Inspired by our feature story on the hipness of contemporary geeks, I thought a little pop quiz might be in order. Please clear your desks, detach yourselves from your iPods, turn off your cell phones, and take out a clean sheet of notebook paper and a No. 2 pencil. No, this quiz will not count toward your final grade. In fact, page references to the source material will be provided, so that if you get an answer wrong, you can review the text before the final. Ready? Let’s begin.
1. If it were two hours later, it would be half as long until midnight as it would be if it were an hour later. What time is it now? (Page 54)
2. What do Ozzy Osbourne and the Australian hopping mouse have to do with your kidneys? (Page 26)
3. If you’re a physician and pathologist in his fifties who decides he’d like to get into autopsying mummies, where is the best place to base your scientific operation? (Page 40)
a) Egypt
b) China
c) Chile
d) Duluth
4. If butter and garlic did not exist, would anyone who wasn’t starving eat snails? (Page 76)

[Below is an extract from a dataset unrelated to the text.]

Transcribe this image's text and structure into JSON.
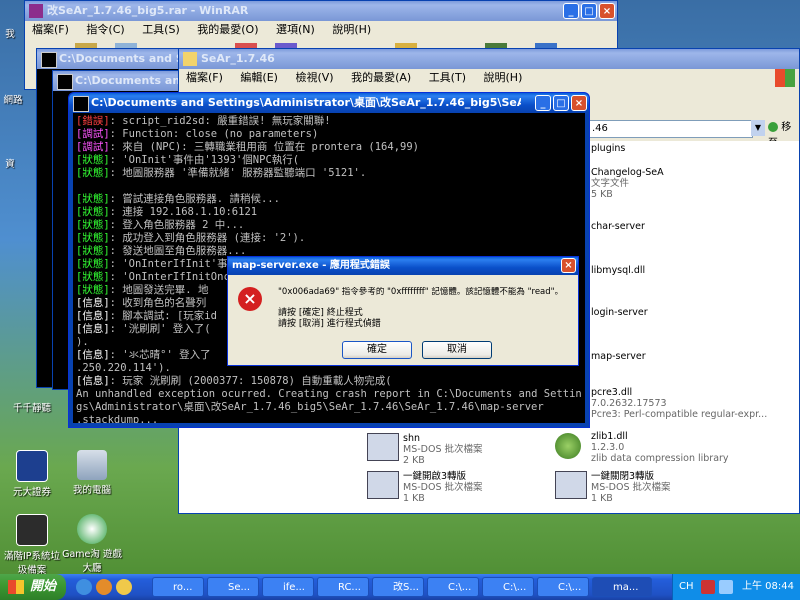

4(a). Do frog legs really taste like chicken?
4(b). What’s next—hamster croquettes?
5. Which is more powerful, more fulfilling, more soul-enriching, and ultimately more tragic: the love between a woman and a man, or the love between a woman and a cheese? (Page 340)
6. Short essay. Explain the expression “Everyone wants a piece of Kinky.” (Page 24)
7. Other than Scott Peterson, how many of the readers of Charles Baxter’s acclaimed novel The Feast of Love have committed mayhem? (Page 149)
a) None.
b) Maybe a couple.
c) Not enough evidence to say.
d) Define “mayhem.”
8. How did our governor describe shooting his first deer? (Page 48)
a) “I just got lucky today.”
b) “It was beautiful.”
c) “We just had a lot of fun.”
d) All of the above.
9. True or false: Sex is like pizza. When it’s good, it’s really good. When it’s bad, it’s still pretty good. Unless anchovies are involved. (Page 64)
10. Essay. Discuss these statements by Flannery O’Connor with reference to the Tamarack Award–winning story “The Turtle Catcher” (page 42): “The writer operates at a peculiar crossroads where time and place and eternity somehow meet”; “Good and evil appear to be joined in every culture at the spine”; and “The main concern of the fiction writer is with mystery as it is incarnated in human life.”
Alternate question: Does this story smash an axe into the frozen sea within you, or what?